Student loan debt, and the inability to afford a high-priced college education, is driving this troubling trend. Kids who can’t afford college must accept low-paying jobs, which prevent them from moving out on their own to start their adult lives.

While student loan debt is limiting the ability of young graduates to buy homes and autos, it’s also affecting the choices of millions of American kids, who are deciding to forego college altogether due to the cost.

“College enrollment has declined every year since peaking in 2011.” notes Bloomberg. “The reasons include an aging population, rising tuition costs and a healthy rate of hiring that lessens the demand for learning.”

Though graduates earn, on average, about 90 percent more than non-graduates, only about a third of Americans get degrees.

Just 60 percent of college students in the U.S. completed a four-year degree within the six-years through 2014, according to the National Center for Education Statistics.

This is bad news for the country as a whole. The jobs of the 21st Century demand higher and greater education levels. People with only a high school diploma are no longer competitive in the modern, globally connected economy.

We may not like it, but it’s true.

The fact that higher-education costs are playing a role in keeping young people form pursuing more education is awful and intolerable. We are heading toward a dystopian situation in which only the children of the most wealthy parents have the privilege of a college degree.

While vocational degrees from technical colleges are honorable, vital and highly useful, they can produce students who are really good, or skilled, at one single thing, whereas a college education can produce a more broadly educated young person who has (hopefully) developed some critical thinking skills.

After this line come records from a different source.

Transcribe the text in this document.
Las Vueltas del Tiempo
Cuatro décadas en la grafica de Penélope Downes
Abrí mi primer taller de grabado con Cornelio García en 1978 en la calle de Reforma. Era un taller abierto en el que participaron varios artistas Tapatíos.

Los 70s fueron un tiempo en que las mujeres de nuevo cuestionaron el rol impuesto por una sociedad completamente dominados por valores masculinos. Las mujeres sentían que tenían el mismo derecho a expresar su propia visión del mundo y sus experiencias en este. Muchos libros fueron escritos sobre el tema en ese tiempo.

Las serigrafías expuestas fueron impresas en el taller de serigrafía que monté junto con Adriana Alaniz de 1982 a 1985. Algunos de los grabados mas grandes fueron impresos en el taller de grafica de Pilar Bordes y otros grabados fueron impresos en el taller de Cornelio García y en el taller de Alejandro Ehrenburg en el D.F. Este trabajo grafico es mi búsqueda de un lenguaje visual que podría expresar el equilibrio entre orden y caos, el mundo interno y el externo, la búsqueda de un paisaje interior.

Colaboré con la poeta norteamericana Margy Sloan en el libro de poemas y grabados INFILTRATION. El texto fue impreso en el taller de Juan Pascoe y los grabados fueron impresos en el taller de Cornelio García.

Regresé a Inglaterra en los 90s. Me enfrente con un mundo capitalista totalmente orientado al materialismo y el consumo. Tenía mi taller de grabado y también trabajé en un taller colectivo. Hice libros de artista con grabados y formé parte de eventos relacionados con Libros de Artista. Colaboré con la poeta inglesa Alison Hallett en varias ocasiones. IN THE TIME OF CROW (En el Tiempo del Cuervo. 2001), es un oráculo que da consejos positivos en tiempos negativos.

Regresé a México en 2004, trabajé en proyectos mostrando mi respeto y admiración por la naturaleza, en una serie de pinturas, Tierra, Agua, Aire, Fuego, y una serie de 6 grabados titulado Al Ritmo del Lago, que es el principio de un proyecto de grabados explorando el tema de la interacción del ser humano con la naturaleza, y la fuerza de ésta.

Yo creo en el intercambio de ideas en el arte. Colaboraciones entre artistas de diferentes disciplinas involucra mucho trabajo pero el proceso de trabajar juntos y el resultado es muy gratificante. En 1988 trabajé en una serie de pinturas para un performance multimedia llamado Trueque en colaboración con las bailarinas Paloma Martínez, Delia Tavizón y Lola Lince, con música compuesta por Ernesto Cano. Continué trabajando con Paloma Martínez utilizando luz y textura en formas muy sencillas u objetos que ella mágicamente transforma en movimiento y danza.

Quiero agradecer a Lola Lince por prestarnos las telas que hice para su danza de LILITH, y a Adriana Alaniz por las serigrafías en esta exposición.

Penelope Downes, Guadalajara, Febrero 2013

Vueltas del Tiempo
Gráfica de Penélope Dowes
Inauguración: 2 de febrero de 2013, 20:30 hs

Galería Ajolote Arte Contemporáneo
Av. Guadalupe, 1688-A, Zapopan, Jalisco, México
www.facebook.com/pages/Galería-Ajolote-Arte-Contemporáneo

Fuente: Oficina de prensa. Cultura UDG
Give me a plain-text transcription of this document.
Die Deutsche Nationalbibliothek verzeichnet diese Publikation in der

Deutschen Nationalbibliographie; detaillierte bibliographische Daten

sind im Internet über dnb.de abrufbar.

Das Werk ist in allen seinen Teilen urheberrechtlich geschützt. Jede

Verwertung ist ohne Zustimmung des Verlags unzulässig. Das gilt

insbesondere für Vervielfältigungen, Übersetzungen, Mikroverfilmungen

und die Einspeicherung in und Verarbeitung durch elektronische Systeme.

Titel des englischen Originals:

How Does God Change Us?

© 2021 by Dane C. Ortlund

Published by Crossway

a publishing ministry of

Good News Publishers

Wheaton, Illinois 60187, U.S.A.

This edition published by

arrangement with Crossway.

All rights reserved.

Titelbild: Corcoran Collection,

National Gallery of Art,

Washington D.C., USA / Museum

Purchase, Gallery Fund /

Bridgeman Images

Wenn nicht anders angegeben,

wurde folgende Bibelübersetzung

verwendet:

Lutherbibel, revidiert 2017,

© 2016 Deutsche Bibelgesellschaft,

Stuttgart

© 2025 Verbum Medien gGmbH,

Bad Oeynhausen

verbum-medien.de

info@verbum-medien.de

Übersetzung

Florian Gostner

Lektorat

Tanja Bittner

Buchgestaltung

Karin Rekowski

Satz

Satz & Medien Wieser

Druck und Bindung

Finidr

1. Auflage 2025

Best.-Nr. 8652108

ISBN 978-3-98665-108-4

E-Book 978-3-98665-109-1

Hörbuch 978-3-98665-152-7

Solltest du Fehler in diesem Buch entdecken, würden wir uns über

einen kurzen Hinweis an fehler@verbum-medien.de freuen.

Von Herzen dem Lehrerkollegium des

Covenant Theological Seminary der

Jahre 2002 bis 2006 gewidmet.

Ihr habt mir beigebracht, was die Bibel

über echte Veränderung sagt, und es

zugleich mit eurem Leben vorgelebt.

Everyone has a stake in this: all employers -- from big corporations to small businesses -- the government (which collects more tax revenue from higher earners and hopes to avoid the costs of social welfare) and even those who don’t have children but want to live in an educated, productive, globally competitive society.

The Organization for Economic Cooperation and Development (OECD) calculated in 2012 the proportion of residents in 34 countries that had obtained a college degree or an equivalent, determining the top 10 “most educated” countries. The U.S. ranked No. 4.

If we want to remain there, much less improve, we must take great steps toward relieving student loan debt and reversing the irrepressibly high cost of a college education.

It’s not just our young people that depend on this; our entire economy depends on it.